My 15 year old son has a genetic disorder called Familial Dysautonomia. Search it and you can learn all about this awful disease. Ben is our 2nd child, 16 months younger than his older brother. Since our first child was typical, it was obvious to us right away that something was wrong with our second child.
He was unable to breast feed, took forever to drink a bottle, seemed to have a lot of reflux and projectile vomiting. At six months I took him to the emergency room because I thought he sounded horribly “junky” in his breathing. It was during that hospital admission when it was discovered that he was aspirating when he drank a bottle. They gave him a nasal-gastric tube, followed a few months later by a gastrostomy tube (since the aspiration had not resolved.) After visits to many specialists, the mystery of what ailed him was discovered when Ben was one year old. As awful as it is to get a diagnosis, it is comforting to know what is wrong and have a medical team to guide you along the way. And fortunately, one of the characteristics of people with FD is a sunny disposition when they are feeling well. Ben is blessed with this disposition, which is an asset to our family – we get to skip the sullen teenage years with him.
I give you this background to set the stage for raising this child.
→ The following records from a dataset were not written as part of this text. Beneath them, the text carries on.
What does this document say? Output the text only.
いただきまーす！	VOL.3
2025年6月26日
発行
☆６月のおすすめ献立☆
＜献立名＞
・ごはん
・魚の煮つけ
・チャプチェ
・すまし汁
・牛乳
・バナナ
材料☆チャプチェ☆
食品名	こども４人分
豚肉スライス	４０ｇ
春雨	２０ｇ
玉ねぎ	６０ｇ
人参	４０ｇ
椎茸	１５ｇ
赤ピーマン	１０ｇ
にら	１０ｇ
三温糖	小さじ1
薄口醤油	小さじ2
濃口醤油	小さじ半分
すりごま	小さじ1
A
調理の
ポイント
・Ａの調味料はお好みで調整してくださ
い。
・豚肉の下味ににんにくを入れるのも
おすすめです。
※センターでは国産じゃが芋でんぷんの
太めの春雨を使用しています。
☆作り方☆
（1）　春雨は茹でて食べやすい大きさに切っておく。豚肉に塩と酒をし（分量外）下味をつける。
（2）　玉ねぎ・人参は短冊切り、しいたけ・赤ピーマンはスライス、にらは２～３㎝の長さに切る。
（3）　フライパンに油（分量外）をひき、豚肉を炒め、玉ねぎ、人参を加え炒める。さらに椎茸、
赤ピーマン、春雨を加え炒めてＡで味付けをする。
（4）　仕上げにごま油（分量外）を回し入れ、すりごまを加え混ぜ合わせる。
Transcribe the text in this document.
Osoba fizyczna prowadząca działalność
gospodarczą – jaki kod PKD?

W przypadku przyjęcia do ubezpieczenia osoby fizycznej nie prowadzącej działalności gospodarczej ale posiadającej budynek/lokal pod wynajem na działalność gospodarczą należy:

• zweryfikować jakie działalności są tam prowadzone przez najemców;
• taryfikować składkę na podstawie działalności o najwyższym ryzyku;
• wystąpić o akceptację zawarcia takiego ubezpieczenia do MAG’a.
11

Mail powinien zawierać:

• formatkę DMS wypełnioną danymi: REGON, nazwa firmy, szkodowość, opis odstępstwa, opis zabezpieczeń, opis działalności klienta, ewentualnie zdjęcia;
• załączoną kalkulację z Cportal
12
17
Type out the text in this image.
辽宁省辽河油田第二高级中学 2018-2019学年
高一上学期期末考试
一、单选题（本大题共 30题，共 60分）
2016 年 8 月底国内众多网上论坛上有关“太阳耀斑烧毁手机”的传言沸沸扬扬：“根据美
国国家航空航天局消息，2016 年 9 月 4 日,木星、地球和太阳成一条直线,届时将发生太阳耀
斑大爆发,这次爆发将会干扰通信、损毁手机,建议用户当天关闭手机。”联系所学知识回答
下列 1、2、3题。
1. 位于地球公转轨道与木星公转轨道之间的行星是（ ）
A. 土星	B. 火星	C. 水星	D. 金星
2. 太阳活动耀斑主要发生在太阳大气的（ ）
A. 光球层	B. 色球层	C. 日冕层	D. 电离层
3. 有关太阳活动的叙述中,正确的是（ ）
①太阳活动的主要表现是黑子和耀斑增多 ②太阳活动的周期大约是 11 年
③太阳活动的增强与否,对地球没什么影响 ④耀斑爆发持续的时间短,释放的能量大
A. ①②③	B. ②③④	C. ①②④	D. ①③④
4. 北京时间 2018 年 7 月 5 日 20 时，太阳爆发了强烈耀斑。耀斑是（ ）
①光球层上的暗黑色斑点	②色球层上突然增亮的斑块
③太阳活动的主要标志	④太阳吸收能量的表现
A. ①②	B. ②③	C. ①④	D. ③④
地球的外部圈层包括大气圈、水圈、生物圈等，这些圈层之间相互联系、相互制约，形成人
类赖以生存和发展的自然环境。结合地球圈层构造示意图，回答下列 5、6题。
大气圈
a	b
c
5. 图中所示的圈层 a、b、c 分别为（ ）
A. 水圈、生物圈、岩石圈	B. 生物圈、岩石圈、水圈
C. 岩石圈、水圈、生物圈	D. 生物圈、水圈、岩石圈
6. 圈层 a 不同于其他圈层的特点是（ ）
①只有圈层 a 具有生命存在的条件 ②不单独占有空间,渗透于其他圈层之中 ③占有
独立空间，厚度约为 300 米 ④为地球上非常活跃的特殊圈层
We did everything we were supposed to do: early intervention, first in our house, then in special preschool. Speech therapy, physical therapy, occupational therapy. Individual Education Plans (IEPs), special ed, regular ed. Ben always seemed to be just a little behind and we worked hard to keep him as “normal” as possible. As his peers and siblings aged, the gap became more pronounced. His limitations became more obvious. We came to accept that Ben is probably not college bound; that hopefully he will get a high school diploma. If not, we will still help him get a job where he can be productive and happy.
As he’s aged, Ben’s balance and gait have gotten worse. His stamina is not great and it is difficult for him to walk long distances. Last summer, we had him use a wheelchair for the first time. We were in Boston on a family vacation and Ben had had one of his “crises” (a constellation of symptoms, including a very high heart rate, nausea and uncontrollable retching) that required heavy medication to put him to sleep so his body could “reset.” He was so lethargic, he required a wheelchair at the Aquarium so we and our other 3 children were not stuck in the hotel room for the day. Ben was thrilled and the other kids thought it was novel. My husband and I exchanged a meaningful glance. This was a huge milestone for us as parents of this disabled child. It was a very public admission that he is fragile and weak and will continue to be so. Our family has to adapt to an ever changing reality. It made us very sad, but it salvaged the day.
We decided to buy Ben his own wheelchair this past summer. Annual visits to New York City to see Ben’s specialists, which we combine with a family trip to see the sights, led us to get the chair to avoid dragging him on an unrelenting march across Manhattan in 90 degree heat.
Recently we were in a Smithsonian Museum to see an I-Max movie. We forgot our wheelchair but came across the ones for lending in the museum. It occurred to me as we pushed Ben around that this was a good thing for him. He seemed so much more engaged in the environment as he comfortably sat in the wheelchair, instead of dragging around, squatting every few steps to rest. And because it was more pleasant for him, it was more pleasant for us. We could enjoy his company instead of being dragged down by it.
A person can learn to accept a lot, as time goes on. The stares of others, wondering what’s wrong with your child. The curious questions about your son’s feeding tube. Ben’s siblings take it all in stride. I suppose they follow our lead, as we have always tried to be as normal a family as possible. We had two more children after Ben, so that he would be part of a “pack.” His siblings and our family’s circle of friends are his friends and his support system.
It’s not the family we envisioned, but it is ours and we love it….most of the time.